While artificial intelligence and machine learning technologies hold plenty of promise in helping to improve patient outcomes and lower costs in health care, making effective use of these technologies requires expertise and experience in handling massive data sets and the tools that extract the right information to answer healthcare’s most difficult questions.
Julie Slezak, EVP of Clinical Analytics at GNS, highlights the key stumbling blocks she sees most often and how to overcome them. Following are five key challenges. Consider this a giant heads-up to anyone employing artificial intelligence and machine learning in a healthcare setting (and probably lots of other industries as well).
1. Data
“Data is both table stakes and a barrier to entry,” Slezak says. Some companies get stuck trying to find the right data set for the problem they’re trying to solve and get so picky that it effectively derails the project. Others go in the other direction and don’t do enough due diligence on their data, making any results they get questionable.
Part of the issue stems from the differing approaches that IT groups and analytics teams generally take. “IT tends to spend lots of time planning and trying to understand business rules,” she says. “Analytics needs to be fast-paced. It’s rigorous, but not to the point of waiting for something to be fully baked before going forward. That can be a recipe for failure, especially when it comes to machine learning.”
Another issue is understanding how to properly structure and normalize your various data sets. It can take months to get it right. Tools exist that can help, but they take specialized expertise to use effectively.
2. Expertise and talent
This, then, brings up the second challenge, which is expertise and talent. Relatively few analytics professionals and scientists have deep experience with artificial intelligence and machine learning technologies and even fewer also have healthcare experience. So, for now, you have to team data scientists with experts who understand the sorts of questions to ask to get meaningful results for healthcare issues.
3. Getting to root cause analysis
In healthcare, discovery and achieving positive health outcomes often boils down to causality, or what is actually causing something to happen. Understanding causality requires a different effort and specific tools as compared to trying to predict what is likely to happen – which is predictive modeling, a well-understood realm that is far easier to tackle that causal analysis. Getting to causal analysis requires that experts focus in on the specific problem that needs to be addressed, which is where the healthcare expertise comes in.
“How do I take challenges we’ve been answering poorly for some time in healthcare and get to real solutions?” she says. “You have to look for root cause analysis, causality.”
Part of the issue is using the right tool for the right questions, and understanding what kinds of questions can be answered with predictive models versus which require artificial intelligence and machine learning. It can be a fine line between the two. Prediction is about what happens next and trying to anticipate or prepare for that outcome—which patients may be readmitted to the hospital or what patient might be at risk for a heart attack. Causality is about figuring out why something is happening so you can make a decision that may prevent or change the outcome. For instance, understanding why some patients progress faster in Parkinson’s disease so you can target the right biomarkers for drug development to slow or stop that progression.

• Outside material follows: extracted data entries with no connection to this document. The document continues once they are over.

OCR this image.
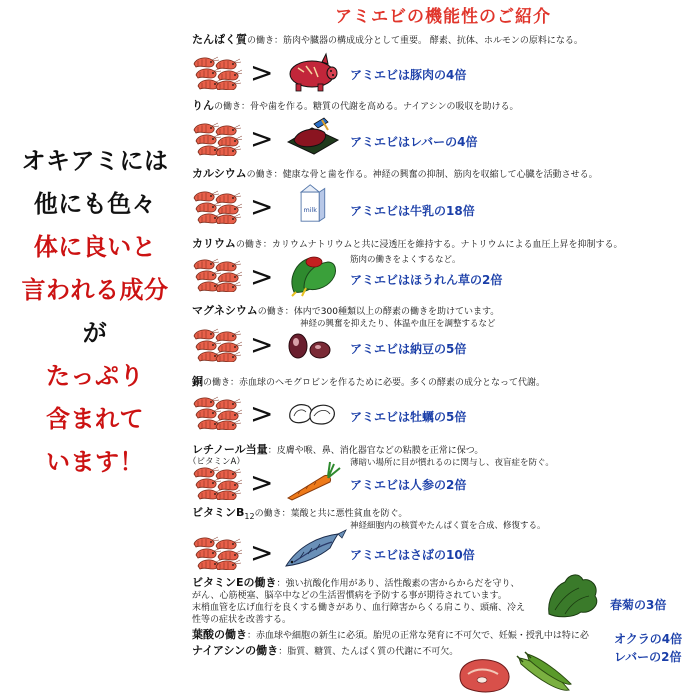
オキアミには
他にも色々
体に良いと
言われる成分
が
たっぷり
含まれて
います！
アミエビの機能性のご紹介
たんぱく質の働き：筋肉や臓器の構成成分として重要。 酵素、抗体、ホルモンの原料になる。
>	アミエビは豚肉の4倍
りんの働き：骨や歯を作る。糖質の代謝を高める。ナイアシンの吸収を助ける。
>	アミエビはレバーの4倍
カルシウムの働き：健康な骨と歯を作る。神経の興奮の抑制、筋肉を収縮して心臓を活動させる。
>	milk	アミエビは牛乳の18倍
カリウムの働き：カリウムナトリウムと共に浸透圧を維持する。ナトリウムによる血圧上昇を抑制する。
筋肉の働きをよくするなど。
>	アミエビはほうれん草の2倍
マグネシウムの働き：体内で300種類以上の酵素の働きを助けています。
神経の興奮を抑えたり、体温や血圧を調整するなど
>	アミエビは納豆の5倍
銅の働き：赤血球のヘモグロビンを作るために必要。多くの酵素の成分となって代謝。
>	アミエビは牡蠣の5倍
レチノール当量：皮膚や喉、鼻、消化器官などの粘膜を正常に保つ。
（ビタミンA）	薄暗い場所に目が慣れるのに関与し、夜盲症を防ぐ。
>	アミエビは人参の2倍
ビタミン$B_{12}$の働き：葉酸と共に悪性貧血を防ぐ。
神経細胞内の核質やたんぱく質を合成、修復する。
>	アミエビはさばの10倍
ビタミンEの働き：強い抗酸化作用があり、活性酸素の害からからだを守り、
がん、心筋梗塞、脳卒中などの生活習慣病を予防する事が期待されています。
末梢血管を広げ血行を良くする働きがあり、血行障害からくる肩こり、頭痛、冷え
性等の症状を改善する。
春菊の3倍
葉酸の働き：赤血球や細胞の新生に必須。胎児の正常な発育に不可欠で、妊娠・授乳中は特に必 オクラの4倍
ナイアシンの働き：脂質、糖質、たんぱく質の代謝に不可欠。	レバーの2倍
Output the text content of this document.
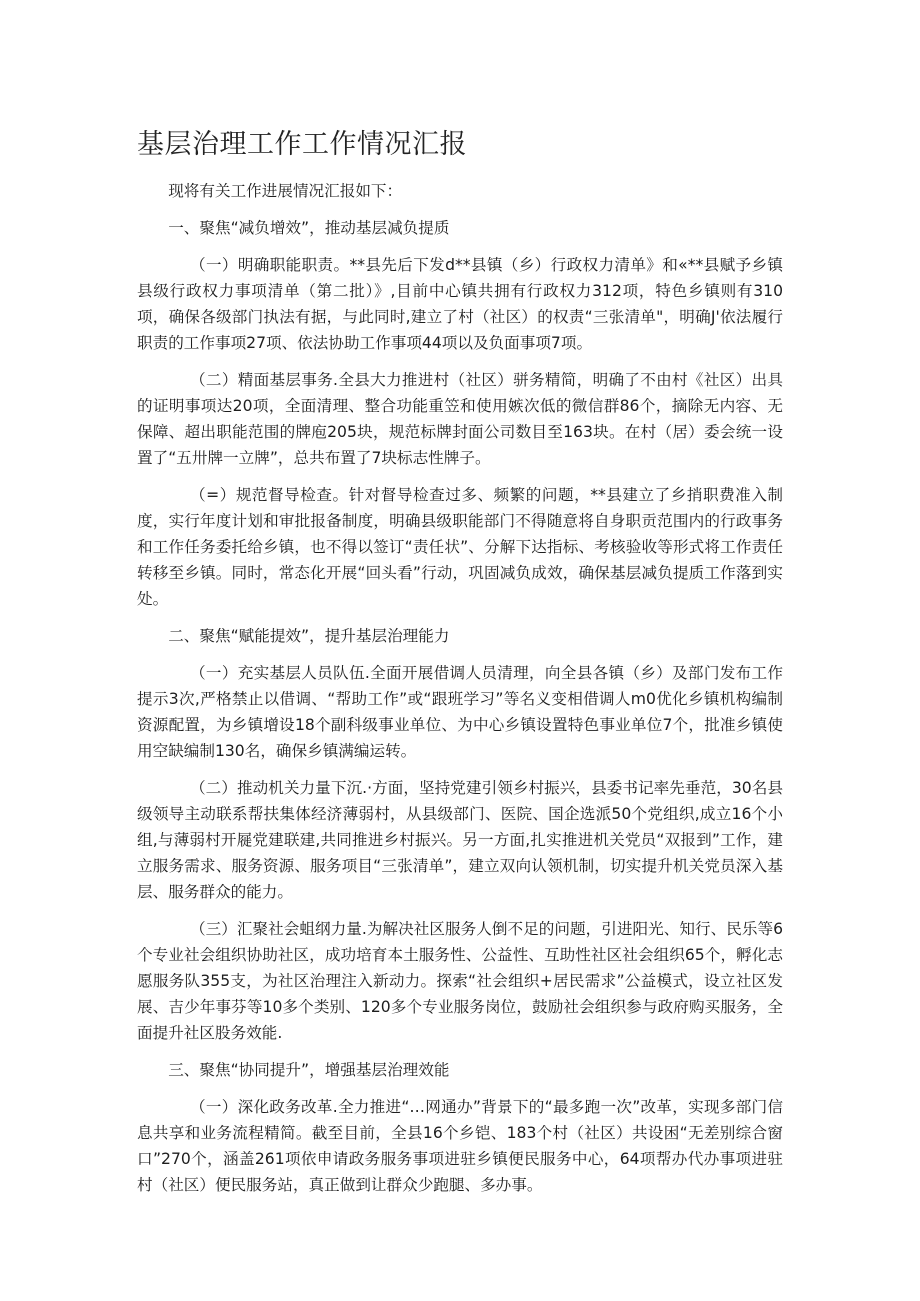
基层治理工作工作情况汇报

现将有关工作进展情况汇报如下：

一、聚焦“减负增效”，推动基层减负提质

（一）明确职能职责。**县先后下发d**县镇（乡）行政权力清单》和«**县赋予乡镇县级行政权力事项清单（第二批）》,目前中心镇共拥有行政权力312项，特色乡镇则有310项，确保各级部门执法有据，与此同时,建立了村（社区）的权责“三张清单"，明确J'依法履行职责的工作事项27项、依法协助工作事项44项以及负面事项7项。

（二）精面基层事务.全县大力推进村（社区）骈务精简，明确了不由村《社区）出具的证明事项达20项，全面清理、整合功能重笠和使用嫉次低的微信群86个，摘除无内容、无保障、超出职能范围的牌庖205块，规范标牌封面公司数目至163块。在村（居）委会统一设置了“五卅牌一立牌”，总共布置了7块标志性牌子。

（=）规范督导检查。针对督导检查过多、频繁的问题，**县建立了乡捎职费准入制度，实行年度计划和审批报备制度，明确县级职能部门不得随意将自身职贡范围内的行政事务和工作任务委托给乡镇，也不得以签订“责任状”、分解下达指标、考核验收等形式将工作责任转移至乡镇。同时，常态化开展“回头看”行动，巩固减负成效，确保基层减负提质工作落到实处。

二、聚焦“赋能提效”，提升基层治理能力

（一）充实基层人员队伍.全面开展借调人员清理，向全县各镇（乡）及部门发布工作提示3次,严格禁止以借调、“帮助工作”或“跟班学习”等名义变相借调人m0优化乡镇机构编制资源配置，为乡镇增设18个副科级事业单位、为中心乡镇设置特色事业单位7个，批准乡镇使用空缺编制130名，确保乡镇满编运转。

（二）推动机关力量下沉.·方面，坚持党建引领乡村振兴，县委书记率先垂范，30名县级领导主动联系帮扶集体经济薄弱村，从县级部门、医院、国企选派50个党组织,成立16个小组,与薄弱村开屣党建联建,共同推进乡村振兴。另一方面,扎实推进机关党员“双报到”工作，建立服务需求、服务资源、服务项目“三张清单”，建立双向认领机制，切实提升机关党员深入基层、服务群众的能力。

（三）汇聚社会蛆纲力量.为解决社区服务人倒不足的问题，引进阳光、知行、民乐等6个专业社会组织协助社区，成功培育本土服务性、公益性、互助性社区社会组织65个，孵化志愿服务队355支，为社区治理注入新动力。探索“社会组织+居民需求”公益模式，设立社区发展、吉少年事芬等10多个类别、120多个专业服务岗位，鼓励社会组织参与政府购买服务，全面提升社区股务效能.

三、聚焦“协同提升”，增强基层治理效能

（一）深化政务改革.全力推进“…网通办”背景下的“最多跑一次”改革，实现多部门信息共享和业务流程精简。截至目前，全县16个乡铠、183个村（社区）共设困“无差别综合窗口”270个，涵盖261项依申请政务服务事项进驻乡镇便民服务中心，64项帮办代办事项进驻村（社区）便民服务站，真正做到让群众少跑腿、多办事。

The different between reaction and prevention is the key to understanding prediction vs. causal.
Another opportunity: causal questions must be hypothesis-free. “We answer questions using data as opposed to using hypotheses,” she says; no assumptions allowed.
4. Investment
It takes patience and a long-term commitment to build a truly effective artificial intelligence and machine learning practice. GNS has been at it for 17 years and it was 1997 when IBM’s Deep Blue beat the world chess champion, Garry Kasparov.

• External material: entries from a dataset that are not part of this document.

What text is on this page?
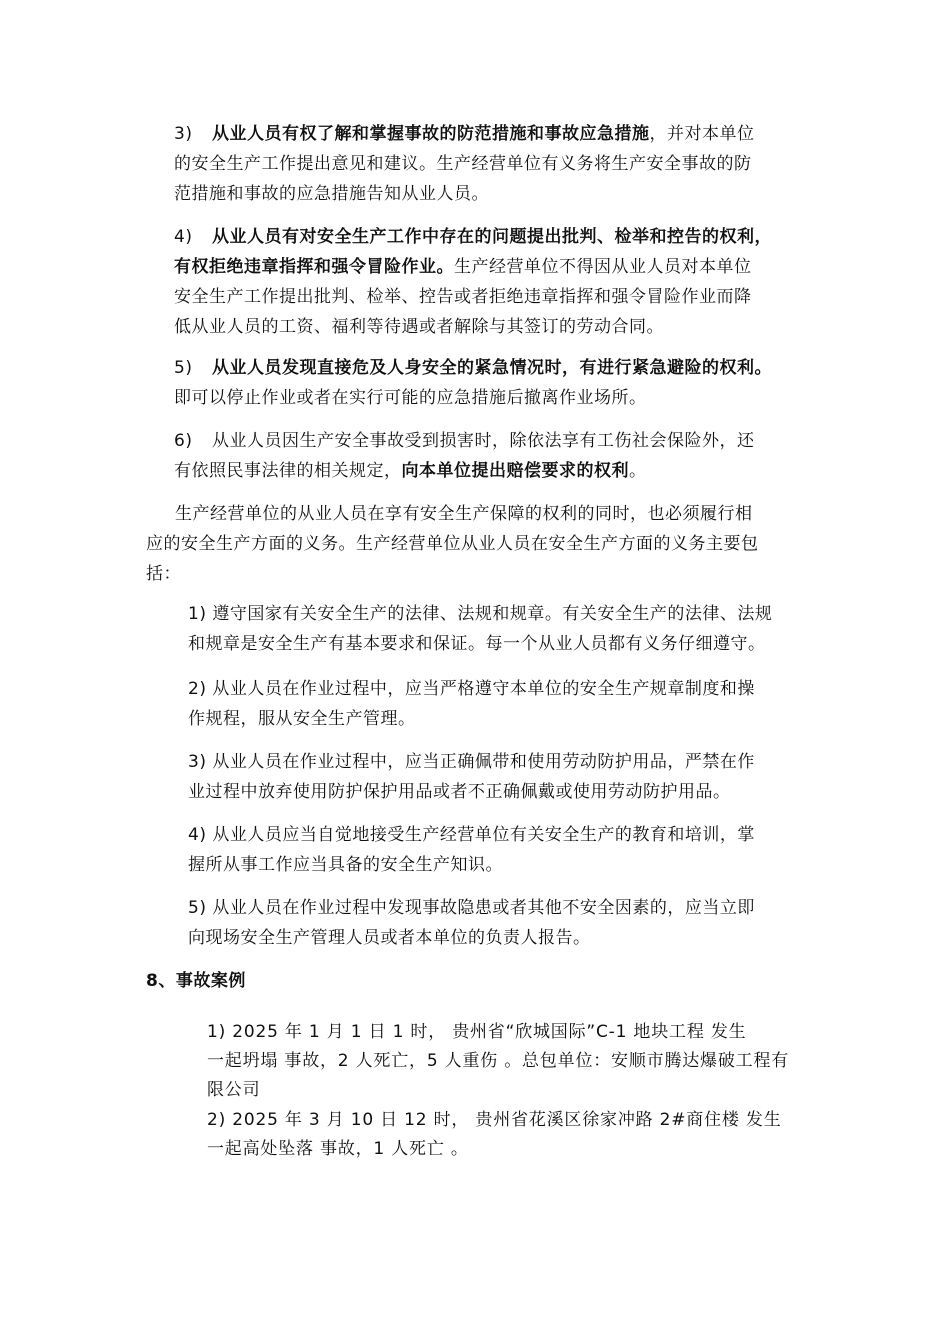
3) 从业人员有权了解和掌握事故的防范措施和事故应急措施，并对本单位
的安全生产工作提出意见和建议。生产经营单位有义务将生产安全事故的防
范措施和事故的应急措施告知从业人员。
4) 从业人员有对安全生产工作中存在的问题提出批判、检举和控告的权利，
有权拒绝违章指挥和强令冒险作业。生产经营单位不得因从业人员对本单位
安全生产工作提出批判、检举、控告或者拒绝违章指挥和强令冒险作业而降
低从业人员的工资、福利等待遇或者解除与其签订的劳动合同。
5) 从业人员发现直接危及人身安全的紧急情况时，有进行紧急避险的权利。
即可以停止作业或者在实行可能的应急措施后撤离作业场所。
6) 从业人员因生产安全事故受到损害时，除依法享有工伤社会保险外，还
有依照民事法律的相关规定，向本单位提出赔偿要求的权利。
生产经营单位的从业人员在享有安全生产保障的权利的同时，也必须履行相
应的安全生产方面的义务。生产经营单位从业人员在安全生产方面的义务主要包
括：
1) 遵守国家有关安全生产的法律、法规和规章。有关安全生产的法律、法规
和规章是安全生产有基本要求和保证。每一个从业人员都有义务仔细遵守。
2) 从业人员在作业过程中，应当严格遵守本单位的安全生产规章制度和操
作规程，服从安全生产管理。
3) 从业人员在作业过程中，应当正确佩带和使用劳动防护用品，严禁在作
业过程中放弃使用防护保护用品或者不正确佩戴或使用劳动防护用品。
4) 从业人员应当自觉地接受生产经营单位有关安全生产的教育和培训，掌
握所从事工作应当具备的安全生产知识。
5) 从业人员在作业过程中发现事故隐患或者其他不安全因素的，应当立即
向现场安全生产管理人员或者本单位的负责人报告。
8、事故案例
1) 2025 年 1 月 1 日 1 时， 贵州省“欣城国际”C-1 地块工程 发生
一起坍塌 事故，2 人死亡，5 人重伤 。总包单位：安顺市腾达爆破工程有
限公司
2) 2025 年 3 月 10 日 12 时， 贵州省花溪区徐家冲路 2#商住楼 发生
一起高处坠落 事故，1 人死亡 。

Given that reality, not every health care organization will be able to cost-justify or have the luxury of time to build an artificial intelligence / machine learning practice in-house, Slezak says, nor should they. What’s important is to have enough expertise in-house to address issues that you deal with day-to-day. A health insurance company, for example, needs enough analytics capability to be able to answer questions for clients and investors.
Companies are increasingly turning to machine learning to provide better care and become more efficient. Often, they’re better off partnering with another firm that has deep expertise in that area – and that has already made the investment in the technology and capability.
5. Getting to behavior change
Ultimately, artificial intelligence and machine learning technologies may help healthcare companies address what so far has been a difficult problem: getting patients to change their behavior. To date, Slezak says the approach by most healthcare organizations has been to use an old marketing strategy, A/B testing. Try approach X with a certain cohort of a patients and approach Y with another, then go with whatever works better.
But that approach again doesn’t get to causality. “Companies are answering questions for the moment, but they need to get to longer-term, bedrock answers, and the more quickly they get answers the better outcomes they can drive” she says.
For example, it’s known that many diabetics aren’t taking their insulin, yet only some wind up in the hospital. “So, what are we missing? Did they not need the insulin?” Slezak asks. “There are so many things we don’t understand about why people do or don’t do certain things and why they are or aren’t having bad outcomes. Looking at causality in a hypothesis-free manner can be the game changer we are looking for – helping to more quickly discover the relationships and true root causes of important health-related issues.”